La fin de ma phrase meurt sur mes lèvres. Le jeune homme n'a pas perdu une seconde, et s'élance déjà vers la forêt verdoyante dressée à une cinquantaine de mètres de nous. Lana s'accroche à son cou en gloussant, et ni l'un ni l'autre ne semblent plus se préoccuper de respecter les convenances.
Je suis extrêmement confuse. Comme mes quatre amis, qui tirent tous la même tête choquée que moi.
Isaac suit des yeux les jeunes mariés avant de nous rejoindre. Il ne parvient pas à dissimuler l'hilarité qui le saisit en nous voyant si surpris, et il n'est pas le seul à apprécier notre stupeur : je suis sûre de voir Dian se retenir de sourire, à quelques mètres de là.
— C'est la tradition, assure mon compagnon en éclatant de rire devant nos mines déconfites. L'un des deux mariés « enlève » l'autre après l'échange de vœux pour s'offrir un peu d'intimité avant le début de la soirée dansante.
Bien sûr, la remarque la plus fine nous vient de Matthew.
— Eh bien, certains n'ont pas de temps à perdre ! plaisante-t-il jusqu'à ce qu'Isaac le fusille du regard.

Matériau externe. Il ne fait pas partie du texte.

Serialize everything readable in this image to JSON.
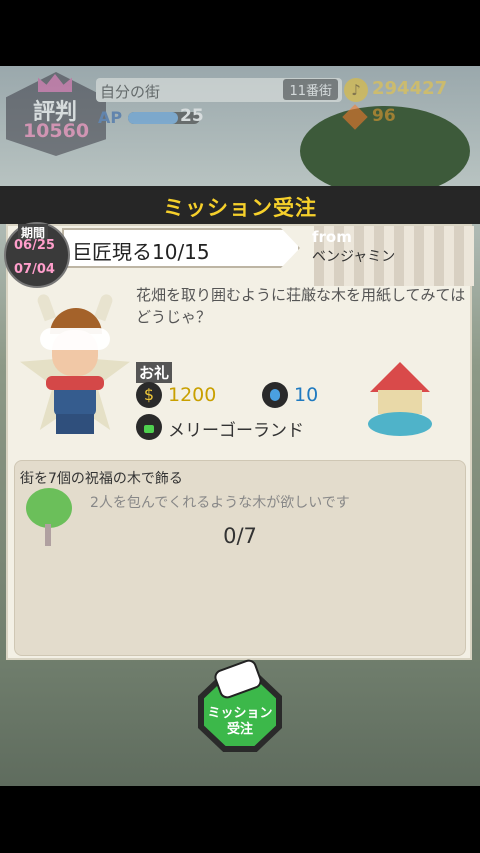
{
  "hud": {
    "reputation_label": "評判",
    "reputation_value": "10560",
    "town_name": "自分の街",
    "town_number": "11番街",
    "ap_label": "AP",
    "ap_value": "25",
    "coins": "294427",
    "gems": "96"
  },
  "modal": {
    "title": "ミッション受注",
    "period_label": "期間",
    "period_start": "06/25",
    "period_end": "07/04",
    "mission_title": "巨匠現る10/15",
    "from_label": "from",
    "from_name": "ベンジャミン",
    "description": "花畑を取り囲むように荘厳な木を用紙してみてはどうじゃ？",
    "rewards_label": "お礼",
    "reward_coins": "1200",
    "reward_potion": "10",
    "reward_unlock": "メリーゴーランド",
    "task": {
      "title": "街を7個の祝福の木で飾る",
      "subtitle": "2人を包んでくれるような木が欲しいです",
      "progress": "0/7"
    }
  },
  "accept_button": {
    "label": "ミッション\n受注"
  },
  "colors": {
    "accent_yellow": "#f6d02b",
    "accept_green": "#3cb84a",
    "period_pink": "#ff9ecb"
  }
}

— Ils vont planter un arbre, laisse échapper mon compagnon, les dents serrées.
Matthew lève les yeux au ciel, sans réaliser qu'il accentue l'agacement de son ami. Gina lui donne un coup dans les côtes pour le faire taire, mais le geste est insuffisant pour arrêter le jeune homme qui est toujours prêt à mettre les pieds dans le plat.
— Tu n'es pas obligé d'utiliser un langage poétique pour nous expliquer ce qui va suivre, nous avons déjà compris le sous-entendu.
— Ce n'est pas un sous-entendu, Matt ! Ils vont vraiment planter une graine dans la forêt, qui symbolise le renouveau et la longévité de leur vie commune, se désole Isaac en grognant dans ma chevelure.
— C'est un joli gage d'amour, commente Susie avant que Matt ne sorte une nouvelle bêtise.
Isaac se détend en entendant la voix de la jeune femme, et redresse la tête pour la remercier. Cette cérémonie et sa signification lui tiennent à cœur, et que sa sœur en soit l'actrice principale renforce son besoin de protéger cette part de son histoire.